Data Scorecard Remote or Singapore remote full time / internship

Posted 3 Jul 2026. Expires 1 Oct 2026. Submitted by Jen Wei Qing.

  • ai-training-data
  • research-engineering
  • machine-learning
  • data-curation
  • internship

Data Scorecard is hiring research engineers to build the data infrastructure layer for AI training.

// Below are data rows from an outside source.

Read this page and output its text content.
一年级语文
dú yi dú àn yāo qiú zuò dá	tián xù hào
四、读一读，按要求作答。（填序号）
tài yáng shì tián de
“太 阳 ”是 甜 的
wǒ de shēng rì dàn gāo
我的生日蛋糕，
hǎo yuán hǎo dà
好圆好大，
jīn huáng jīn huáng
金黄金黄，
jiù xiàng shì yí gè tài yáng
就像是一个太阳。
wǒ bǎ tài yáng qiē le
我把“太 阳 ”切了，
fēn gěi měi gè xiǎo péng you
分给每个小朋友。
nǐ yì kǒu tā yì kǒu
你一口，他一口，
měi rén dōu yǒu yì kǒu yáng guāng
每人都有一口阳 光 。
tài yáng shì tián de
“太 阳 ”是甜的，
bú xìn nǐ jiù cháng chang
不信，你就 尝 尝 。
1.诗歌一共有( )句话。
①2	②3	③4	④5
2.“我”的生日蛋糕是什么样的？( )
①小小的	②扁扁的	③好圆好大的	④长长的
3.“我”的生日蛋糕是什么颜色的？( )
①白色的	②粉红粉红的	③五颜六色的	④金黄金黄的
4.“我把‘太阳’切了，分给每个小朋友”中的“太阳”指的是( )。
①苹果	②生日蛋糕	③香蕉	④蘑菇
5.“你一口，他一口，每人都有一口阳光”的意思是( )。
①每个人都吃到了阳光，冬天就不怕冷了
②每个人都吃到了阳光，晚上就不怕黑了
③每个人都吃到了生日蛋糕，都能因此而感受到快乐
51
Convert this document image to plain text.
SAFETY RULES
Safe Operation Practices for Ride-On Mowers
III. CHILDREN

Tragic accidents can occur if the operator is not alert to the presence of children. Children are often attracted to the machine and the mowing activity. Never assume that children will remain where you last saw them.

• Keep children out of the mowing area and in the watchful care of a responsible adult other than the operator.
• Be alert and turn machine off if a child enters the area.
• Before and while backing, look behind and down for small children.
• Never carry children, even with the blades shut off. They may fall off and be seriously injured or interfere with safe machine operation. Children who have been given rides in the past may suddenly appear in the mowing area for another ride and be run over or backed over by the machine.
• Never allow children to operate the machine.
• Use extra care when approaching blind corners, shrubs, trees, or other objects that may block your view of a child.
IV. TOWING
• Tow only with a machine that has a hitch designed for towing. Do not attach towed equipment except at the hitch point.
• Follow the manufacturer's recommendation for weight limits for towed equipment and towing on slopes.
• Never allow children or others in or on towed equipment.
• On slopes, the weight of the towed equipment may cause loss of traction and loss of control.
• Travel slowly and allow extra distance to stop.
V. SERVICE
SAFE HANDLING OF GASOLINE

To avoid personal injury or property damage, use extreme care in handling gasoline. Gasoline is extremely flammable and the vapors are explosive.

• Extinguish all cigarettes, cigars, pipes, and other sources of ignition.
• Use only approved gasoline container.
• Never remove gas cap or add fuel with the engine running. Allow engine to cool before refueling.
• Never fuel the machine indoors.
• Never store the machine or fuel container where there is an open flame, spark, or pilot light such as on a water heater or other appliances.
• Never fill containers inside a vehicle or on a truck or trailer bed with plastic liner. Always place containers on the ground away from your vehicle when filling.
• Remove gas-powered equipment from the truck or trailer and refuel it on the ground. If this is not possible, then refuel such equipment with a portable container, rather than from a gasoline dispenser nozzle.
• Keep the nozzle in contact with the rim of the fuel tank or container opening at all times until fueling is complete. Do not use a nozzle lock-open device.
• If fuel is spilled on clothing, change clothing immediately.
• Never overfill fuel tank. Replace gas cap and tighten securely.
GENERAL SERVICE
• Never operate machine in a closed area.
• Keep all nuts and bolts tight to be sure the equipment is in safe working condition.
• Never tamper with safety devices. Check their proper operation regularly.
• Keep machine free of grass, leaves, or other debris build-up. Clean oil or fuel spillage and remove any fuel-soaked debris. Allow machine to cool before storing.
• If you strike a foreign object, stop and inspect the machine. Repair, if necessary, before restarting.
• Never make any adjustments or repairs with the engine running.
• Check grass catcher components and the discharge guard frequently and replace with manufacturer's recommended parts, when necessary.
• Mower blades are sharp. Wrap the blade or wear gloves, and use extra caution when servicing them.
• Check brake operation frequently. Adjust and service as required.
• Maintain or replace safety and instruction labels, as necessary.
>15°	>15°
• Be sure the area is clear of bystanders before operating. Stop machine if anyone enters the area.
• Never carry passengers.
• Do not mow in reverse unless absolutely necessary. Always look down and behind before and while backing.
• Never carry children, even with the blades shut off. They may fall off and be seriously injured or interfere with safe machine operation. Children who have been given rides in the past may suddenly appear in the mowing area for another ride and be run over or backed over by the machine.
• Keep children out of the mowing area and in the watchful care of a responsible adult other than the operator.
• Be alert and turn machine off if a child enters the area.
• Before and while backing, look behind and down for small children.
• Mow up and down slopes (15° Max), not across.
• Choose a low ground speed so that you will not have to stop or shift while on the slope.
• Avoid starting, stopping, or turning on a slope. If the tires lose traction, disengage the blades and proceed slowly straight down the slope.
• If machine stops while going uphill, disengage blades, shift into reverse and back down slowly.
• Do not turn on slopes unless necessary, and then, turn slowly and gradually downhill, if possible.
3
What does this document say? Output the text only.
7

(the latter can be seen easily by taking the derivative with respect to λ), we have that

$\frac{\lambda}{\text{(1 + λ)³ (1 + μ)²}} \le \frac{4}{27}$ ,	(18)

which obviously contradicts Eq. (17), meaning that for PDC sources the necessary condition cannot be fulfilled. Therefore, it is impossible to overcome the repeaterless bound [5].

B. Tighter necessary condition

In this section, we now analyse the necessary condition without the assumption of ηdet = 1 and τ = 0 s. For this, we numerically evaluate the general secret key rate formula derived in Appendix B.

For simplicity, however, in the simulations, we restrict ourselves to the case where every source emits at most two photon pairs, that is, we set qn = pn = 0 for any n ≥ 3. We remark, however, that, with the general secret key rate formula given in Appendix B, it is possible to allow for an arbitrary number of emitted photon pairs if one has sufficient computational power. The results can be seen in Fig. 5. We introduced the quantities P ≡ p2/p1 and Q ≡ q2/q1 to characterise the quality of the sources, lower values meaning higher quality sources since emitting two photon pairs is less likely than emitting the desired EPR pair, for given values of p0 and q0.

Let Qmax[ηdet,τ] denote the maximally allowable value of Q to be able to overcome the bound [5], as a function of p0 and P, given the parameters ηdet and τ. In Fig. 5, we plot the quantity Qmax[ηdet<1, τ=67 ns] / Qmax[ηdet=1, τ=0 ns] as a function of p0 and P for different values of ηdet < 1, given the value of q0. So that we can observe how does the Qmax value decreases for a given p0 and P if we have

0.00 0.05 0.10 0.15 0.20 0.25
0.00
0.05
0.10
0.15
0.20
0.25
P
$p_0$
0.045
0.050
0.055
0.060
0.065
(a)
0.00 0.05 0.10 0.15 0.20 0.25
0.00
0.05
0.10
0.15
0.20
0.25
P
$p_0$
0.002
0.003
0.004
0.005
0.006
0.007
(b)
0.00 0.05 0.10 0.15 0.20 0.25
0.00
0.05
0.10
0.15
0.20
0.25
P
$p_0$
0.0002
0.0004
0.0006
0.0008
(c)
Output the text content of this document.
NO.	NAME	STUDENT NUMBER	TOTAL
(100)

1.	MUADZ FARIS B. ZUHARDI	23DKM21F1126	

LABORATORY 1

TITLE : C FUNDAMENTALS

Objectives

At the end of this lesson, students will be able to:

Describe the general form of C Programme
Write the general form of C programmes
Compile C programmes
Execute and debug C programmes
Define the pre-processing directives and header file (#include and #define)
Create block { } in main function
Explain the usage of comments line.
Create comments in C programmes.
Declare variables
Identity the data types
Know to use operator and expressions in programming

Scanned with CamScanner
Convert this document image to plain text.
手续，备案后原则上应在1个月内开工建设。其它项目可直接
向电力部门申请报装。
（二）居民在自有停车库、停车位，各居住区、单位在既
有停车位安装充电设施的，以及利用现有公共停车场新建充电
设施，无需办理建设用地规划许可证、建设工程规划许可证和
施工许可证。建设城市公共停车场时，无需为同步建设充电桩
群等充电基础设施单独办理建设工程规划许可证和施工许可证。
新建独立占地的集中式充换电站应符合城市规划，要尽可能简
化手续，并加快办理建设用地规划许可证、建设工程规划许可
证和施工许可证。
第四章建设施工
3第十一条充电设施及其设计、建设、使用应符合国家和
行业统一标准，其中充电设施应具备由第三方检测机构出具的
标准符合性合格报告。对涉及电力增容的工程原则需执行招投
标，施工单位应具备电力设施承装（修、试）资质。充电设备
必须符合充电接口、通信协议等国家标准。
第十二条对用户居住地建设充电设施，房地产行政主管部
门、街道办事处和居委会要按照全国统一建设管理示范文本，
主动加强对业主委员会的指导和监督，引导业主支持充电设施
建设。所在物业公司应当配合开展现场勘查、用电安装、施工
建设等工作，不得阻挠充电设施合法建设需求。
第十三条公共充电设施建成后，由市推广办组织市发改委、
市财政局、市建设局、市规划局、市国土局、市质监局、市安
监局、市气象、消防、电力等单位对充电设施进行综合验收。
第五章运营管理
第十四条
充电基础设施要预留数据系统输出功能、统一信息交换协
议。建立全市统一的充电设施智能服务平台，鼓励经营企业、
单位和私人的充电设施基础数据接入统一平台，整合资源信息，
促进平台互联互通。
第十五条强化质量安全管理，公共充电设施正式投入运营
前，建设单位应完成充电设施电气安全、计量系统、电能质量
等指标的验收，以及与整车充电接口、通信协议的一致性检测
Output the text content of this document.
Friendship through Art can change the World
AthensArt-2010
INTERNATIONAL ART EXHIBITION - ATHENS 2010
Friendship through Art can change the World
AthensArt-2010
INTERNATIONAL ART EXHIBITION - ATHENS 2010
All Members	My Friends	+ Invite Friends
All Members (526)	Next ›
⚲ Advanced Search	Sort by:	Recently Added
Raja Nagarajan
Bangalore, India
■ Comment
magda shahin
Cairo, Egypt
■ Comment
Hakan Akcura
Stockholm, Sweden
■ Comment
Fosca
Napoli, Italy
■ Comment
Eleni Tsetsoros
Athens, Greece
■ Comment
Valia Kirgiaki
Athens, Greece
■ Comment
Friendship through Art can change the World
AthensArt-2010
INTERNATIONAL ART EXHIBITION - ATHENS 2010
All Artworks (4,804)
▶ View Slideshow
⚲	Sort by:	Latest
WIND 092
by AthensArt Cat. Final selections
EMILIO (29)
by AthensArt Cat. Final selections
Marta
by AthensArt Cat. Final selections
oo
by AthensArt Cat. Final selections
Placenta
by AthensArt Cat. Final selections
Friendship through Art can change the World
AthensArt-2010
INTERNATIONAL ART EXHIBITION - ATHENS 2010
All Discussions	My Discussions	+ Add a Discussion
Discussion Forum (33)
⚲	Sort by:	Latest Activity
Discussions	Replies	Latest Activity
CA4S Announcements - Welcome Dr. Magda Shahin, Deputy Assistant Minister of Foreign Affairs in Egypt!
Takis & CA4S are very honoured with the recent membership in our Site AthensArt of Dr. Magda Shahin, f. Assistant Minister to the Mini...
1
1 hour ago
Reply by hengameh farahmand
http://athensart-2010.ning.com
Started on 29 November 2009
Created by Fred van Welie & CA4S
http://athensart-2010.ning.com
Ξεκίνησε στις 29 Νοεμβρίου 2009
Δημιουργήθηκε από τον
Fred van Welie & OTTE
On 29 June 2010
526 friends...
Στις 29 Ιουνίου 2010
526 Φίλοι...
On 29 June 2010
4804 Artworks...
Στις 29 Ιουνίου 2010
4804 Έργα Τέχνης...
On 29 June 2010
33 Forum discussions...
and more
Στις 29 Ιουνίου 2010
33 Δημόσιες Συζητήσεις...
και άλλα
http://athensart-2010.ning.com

Both openings focus on making data curation measurable across pre-training and post-training, then turning successful methods into product features.

Open roles

Founding Research Engineer

  • Build metrics for dataset quality, provenance, safety, and coverage that help predict model behaviour.
  • Diagnose data issues such as contamination, uneven multilingual coverage, long-tail gaps, and difficulty mismatches.
  • Design and test curation interventions including pruning, filtering, synthetic augmentation, and relabelling.
  • Turn recent research into practical training and evaluation loops that validate data hypotheses.
  • Ship useful methods as product features and share findings through technical reports or papers.

What they are looking for

  • Strong machine learning and deep-learning fundamentals.
  • Enough software engineering and PyTorch or Jax experience to run ML experiments and build production prototypes.
  • Hands-on experience training or evaluating LLMs or vision-language models.
  • Experience with data curation, pruning and selection, synthetic data, curriculum learning, dataset distillation, or large-scale language or multimodal training.
  • Comfort reading ML research, identifying promising ideas, and implementing them.
  • Ability to drive applied research independently in a fast-moving early-stage environment.

Nice to have

  • Post-training experience such as SFT, preference optimisation, RLVR, or reward modelling.
  • Multilingual or multimodal data work.
  • Multi-GPU or distributed training experience.
  • Open-source or Hugging Face contributions.
  • Public technical writing or published research.

Research Engineer Intern

  • Measure dataset quality, provenance, safety, and coverage metrics that predict downstream model performance.
  • Diagnose where data will hurt a model, including decontamination, difficulty annotation, multilingual asymmetries, and long-tail gaps.
  • Run curation interventions such as filtering, deduplication, and synthetic augmentation, then build eval harnesses to measure their effect.
  • Read recent research, reproduce promising methods, and push them beyond the original paper.
  • Help turn working methods into product features and share findings as a technical report or paper.

What they are looking for

  • Solid Python and working knowledge of the ML stack, including PyTorch or Jax and Hugging Face.
  • Exposure to LLMs or vision-language models through coursework, research, projects, fine-tuning, evaluation, or data pipelines.
  • Comfort reading an ML paper and turning it into a working experiment.
  • Evidence you can build and reason about experiments, such as a repo, paper, project, or competition.
  • Current students, recent grads, and strong self-taught engineers are welcome.

Nice to have

  • Post-training experience such as SFT, preference optimisation, RLVR, or reward modelling.
  • Multilingual or multimodal data work.
  • Synthetic data experience.
  • A shipped side project, tool, or demo people used.
  • Open-source or Hugging Face contributions.
  • Research experience, publications, or technical writing.